France : Discrédité, inexistant et à bout de souffle, à quoi sert Hollande ?

A l’occasion du deuxième anniversaire de son élection à la présidence de la République, François Hollande avait récemment accordé une interview à une chaîne d’information en continu. Or, le moins que l’on puisse dire, c’est qu’elle n’a pas enchanté les foules. Bon nombre de grands médias n’en ont même pas parlé, et pour cause. En dépit de l’ampleur des sujets (déficits publics, chômage, croissance en berne, Europe, Ukraine…), la nouvelle a été que le chef de l’Etat envisageait de reporter les élections régionales prévues au printemps 2015, prétextant des difficultés dans la mise en place de la réforme en cours.

Une déclaration qui prête à sourire lorsque l’on sait qu’à peine parvenu au pouvoir en 2012, M. Hollande s’était empressé d’annuler la réforme réalisée en 2010 par ses prédécesseurs, visant à rapprocher les départements des régions en vue de leur fusion à terme.
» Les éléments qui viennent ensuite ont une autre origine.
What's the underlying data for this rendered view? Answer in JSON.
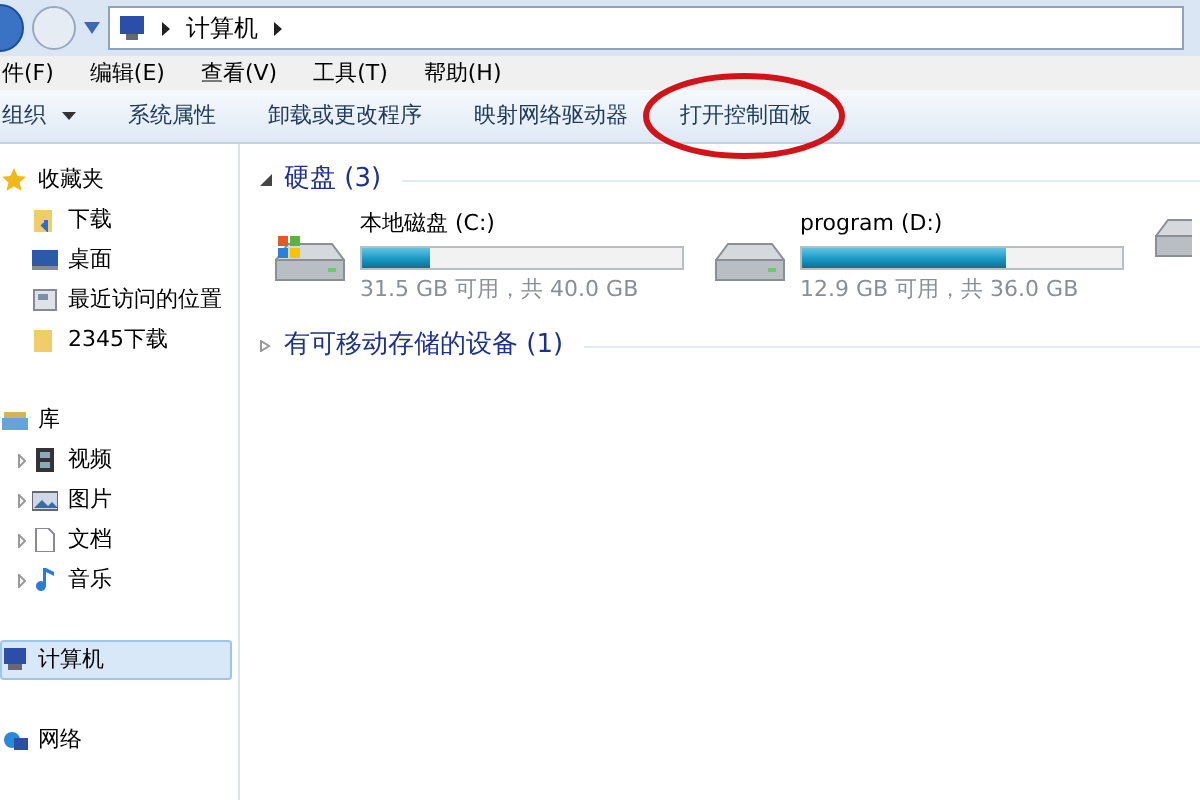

A la place, à la va-vite et sans réelle concertation, son gouvernement s’est engagé dans une nouvelle réforme des départements en les renforçant par un redécoupage total des cantons. Deux ans plus tard, le nouveau gouvernement nommé en avril dernier, a stoppé cette réforme absurde et proposé de supprimer purement et simplement les départements qui seraient dorénavant intégrés dans des régions élargies, dont le nombre, pour l’occasion, serait réduit de moitié. Quelle cacophonie et quel gâchis ! Pourquoi avoir annulé la réforme prévue par le gouvernement de M. Fillon qui prévoyait de supprimer en douceur les départements, sans que cela pose de réelles oppositions, pour une nouvelle réforme qui va nécessairement se heurter à de nombreuses résistances ?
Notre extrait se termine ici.